2. “Isolated Trauma: Cap 110 and Collective Memory,” Erika Serrato, Emory Univ.
Facing the coast of the Martinican city of Diamant, large stone figures stand rooted to the spot. The life-size white torsos stand somber, overlooking the sea. This ensemble of statues, a memorial entrusted to artist Laurent Valère, commemorates the shipwreck of a clandestine slave ship that capsized on a tempestuous night near the coast. In this paper, I will argue that the Cap 110 monument problematizes the negotiation between historical reference and memorial. Instead of informing or encouraging the Martinican population to question the events surrounding the wreckage, the memorial serves as a muted homage to the lives of the would-be slaves that perished on 9 April 1830. Though aesthetically striking and deeply evocative, the memorial operates as more of a sculpture. The isolated location renders the negotiation of remembering an arduous task. Like the awareness and discussion of both clandestine and legal slavery, the memorial is relegated to the margins of oblivion. The form of the memorial is equally problematic. The figures stand still. The audience is compelled to contemplate, not to become actively engaged in deciphering the past and its ramifications for the present. The artist’s vision, of course, cannot be discarded in this discussion of the effectiveness of the memorial. As such, this paper will touch on a few of Valère’s other works wherein he treats issues pertaining to slavery, plantation culture, and the relationship to the sea.
3. “The Queer Memorial: The Golden Gate Bridge and Suicide,” Yetta Howard, San Diego State Univ.
This paper explores San Francisco’s Golden Gate Bridge as an unlikely memorial to the suicidal subjects who have jumped to their deaths from it. I ask how the suicidal body gets mapped onto the Bridge as an icon of the sexually libertine city and how it becomes an historical site that cancels out its history as one of the most desirable locations for suicide. Functioning to erase rather than memorialize its jumpers, the Bridge, I suggest, instead stands for an erotics of suicide that offers a way to articulate queer modes of attraction in its modes of memorializing. Drawing on expressions of suicide from this monument, I use Jenni Olson’s experimental trans-narrated film The Joy of Life (2005) and Eric Steel’s documentary The Bridge (2006) to rethink conventional points of erotic encounter and frameworks of commemoration. Exceeding geographical and embodied spaces of desire and architecture, this world-famous suspension Bridge emerges as a queer memorial that maintains a suspended relationship with its history as a suicide spot. This paper is in conversation with José Muñoz’s Cruising Utopia, Sara Ahmed’s Happy Objects, and Lauren Berlant’s Cruel Optimism.
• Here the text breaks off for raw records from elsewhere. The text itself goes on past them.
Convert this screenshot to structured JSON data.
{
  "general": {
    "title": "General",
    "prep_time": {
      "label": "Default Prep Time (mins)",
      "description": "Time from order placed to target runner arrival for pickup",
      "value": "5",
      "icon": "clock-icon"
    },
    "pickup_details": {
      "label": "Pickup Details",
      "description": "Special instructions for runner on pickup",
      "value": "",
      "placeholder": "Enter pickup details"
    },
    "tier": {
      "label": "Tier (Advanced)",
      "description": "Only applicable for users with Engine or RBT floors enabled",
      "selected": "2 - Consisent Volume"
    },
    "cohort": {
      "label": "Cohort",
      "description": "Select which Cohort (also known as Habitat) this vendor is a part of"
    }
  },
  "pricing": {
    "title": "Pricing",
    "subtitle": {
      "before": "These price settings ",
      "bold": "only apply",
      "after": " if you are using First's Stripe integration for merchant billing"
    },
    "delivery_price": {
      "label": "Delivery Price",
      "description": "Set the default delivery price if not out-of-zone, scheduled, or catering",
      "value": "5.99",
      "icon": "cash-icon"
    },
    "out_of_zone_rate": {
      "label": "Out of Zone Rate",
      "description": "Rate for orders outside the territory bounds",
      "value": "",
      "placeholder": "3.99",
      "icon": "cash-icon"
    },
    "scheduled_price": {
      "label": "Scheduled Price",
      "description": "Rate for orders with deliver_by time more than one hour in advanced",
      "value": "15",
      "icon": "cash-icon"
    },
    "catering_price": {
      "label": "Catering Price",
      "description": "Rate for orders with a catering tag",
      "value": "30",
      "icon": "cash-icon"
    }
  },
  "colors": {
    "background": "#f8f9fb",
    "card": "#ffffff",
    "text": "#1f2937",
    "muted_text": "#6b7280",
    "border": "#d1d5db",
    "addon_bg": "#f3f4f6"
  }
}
4. “‘A Metonym of Its Disaster’: Ground Zero as Antimemorial in Teju Cole’s Open City,” Ann Keniston, Univ. of Nevada, Reno
My paper begins by locating a fundamental ambiguity in Pierre Nora’s discussion of memory, history, and the lieu de memoire: for Nora, the site of memory signals both the failure of memory and the possibility of recovering it. Teju Cole’s 2011 novel Open City, I argue, explores a similar paradox. The novel contains extensive descriptions of memorial sites encountered by its narrator Julius, a Nigerian psychiatry resident, during a series of solitary walks through New York City. These descriptions do more than describe these sites and the events they memorialize; they also consider the situations in which the memorials were constructed and the histories that they excise. Through such discussions, Julius in a sense performs an act of restitution, expressing in words what the physical site only hints at. In contrast, the site of the 9/11 attacks in lower Manhattan, which Julius repeatedly visits, is characterized almost exclusively by absence: it is, he says, an “erasure” and also an emblem of how the attacks themselves have been “sectioned off” in ways that reveal a larger American failure of “mourning.” Ground Zero does not interpret or make sense of past events. Instead, it reiterates them, functioning as “a metonym of [the] disaster” itself. These descriptions are, of course, physically accurate: at the time of Julius’s visits, no memorial had been constructed in the empty space of Ground Zero. Yet this site, Cole makes clear, resembles the others Julius has visited: all of them “section off” the dead, hinting at traumas that cannot be fully remembered or represented. This failure has deeply ethical implications, as the novel makes clear. In a late scene, a Nigerian friend of Julius’s accuses him of having raped her years earlier, an event of which he claims to have no memory. This moment has been read by reviewers as raising questions about Julius’s reliability as narrator, which it does. But, read in the context of the novel’s recurrent concern with memorialization, it also suggests that for Julius, and perhaps for post-9/11 America more generally, memory has been replaced with what Julius’s friend repeatedly calls “forgetting.” Julius’s repeated evasion of responsibility for the rape implies something even more troubling: acts of forgetting are paradoxically—and in ways that recall Nora’s paradoxical description of sites of memory—facilitated by contemporary culture’s insistence on the need to memorialize and remember.